I would like to read some headlines: “pension plan deficits demand attention”, September 1, 2003, Ottawa Business Journal staff byline; “retirement worries rife among middle aged”, from the Toronto Star September 2 of this year; “Drain France's pension time bomb”, from April 2002. Other countries are aging faster than Canada and their pension time bomb is starting to blow up. Our time bomb is just ticking.
Then we have “pension plan liabilities Increased in all markets” from the business editors in New York. We have U.K. headlines about “plans needed to protect pension holders”; and on and on it goes.
In the few minutes I have I would like to address the argument that the government puts forward that somehow, after Mr. Dussault was fired and said publicly that it was because he refused to fudge the numbers for the finance minister and the finance department, a new structure was put into place and now everything is okay.
The fact is that this new structure falls far short of independence for the chief actuary. The chief actuary, instead of being an independent officer of Parliament, still reports and is accountable to the finance minister and can be fired by the finance minister at the whim of the decision of the finance minister without Parliament being involved in any way. The finance minister put in a new procedure whereby he gets a report from the chief actuary but also picks a panel of other actuaries that in effect second guesses what the chief actuary says.
Let us think about how this will work. The chief actuary makes all these calculations based on a huge amount of knowledge and decisions about trends in society and there is an element of professional judgment involved. However judgment can always be second guessed. Then the finance minister sets up another panel of hand-picked actuaries who the finance minister pays, undoubtedly good and capable actuaries but again beholden to the finance minister for this appointment and pay. However that panel second guesses the chief actuary. What can the chief actuary do? Obviously this puts a real damper on the free and fair exercise of his discretion, and that is not acceptable.
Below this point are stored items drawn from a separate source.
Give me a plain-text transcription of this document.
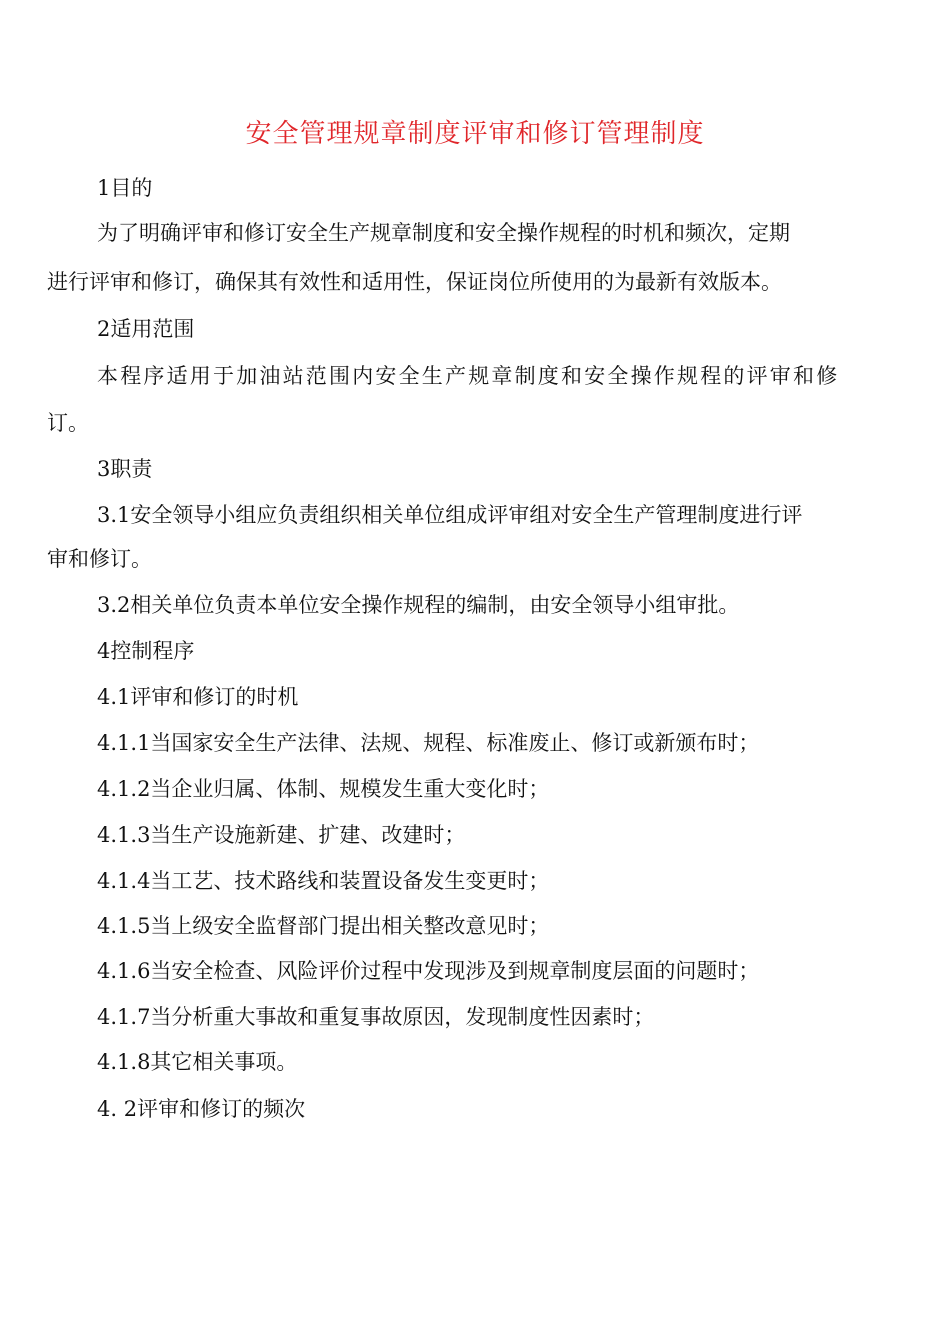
安全管理规章制度评审和修订管理制度
1目的
为了明确评审和修订安全生产规章制度和安全操作规程的时机和频次，定期
进行评审和修订，确保其有效性和适用性，保证岗位所使用的为最新有效版本。
2适用范围
本程序适用于加油站范围内安全生产规章制度和安全操作规程的评审和修
订。
3职责
3.1安全领导小组应负责组织相关单位组成评审组对安全生产管理制度进行评
审和修订。
3.2相关单位负责本单位安全操作规程的编制，由安全领导小组审批。
4控制程序
4.1评审和修订的时机
4.1.1当国家安全生产法律、法规、规程、标准废止、修订或新颁布时；
4.1.2当企业归属、体制、规模发生重大变化时；
4.1.3当生产设施新建、扩建、改建时；
4.1.4当工艺、技术路线和装置设备发生变更时；
4.1.5当上级安全监督部门提出相关整改意见时；
4.1.6当安全检查、风险评价过程中发现涉及到规章制度层面的问题时；
4.1.7当分析重大事故和重复事故原因，发现制度性因素时；
4.1.8其它相关事项。
4. 2评审和修订的频次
We know the government leans on its appointees, on the people it hires. One only has to look at what the Prime Minister did to the president of the Business Development Bank. He forced him to accept a loan that the president knew was bad. When the loan did go bad and the president wanted to foreclose, the Prime Minister fired him. This government has that kind of a record with the people it hires to do jobs on behalf of Canadians.
This independence is absolutely critical if we are going to have full and independent judgment like the Auditor General has. This is a watchdog who is respected because the government does not own that individual. It does not choose nor pay that individual in the sense that it can hire or fire the individual. It is Parliament that has that oversight.
It is critical that we understand that the government's arguments that this new procedure of a panel to second guess the chief actuary is not good enough. It is not even close to independence. We must put a procedure in place that will guard our pensions, the future retirement security of Canadians, and that means passing this bill to ensure that the chief actuary is fully independent reporting only to Parliament.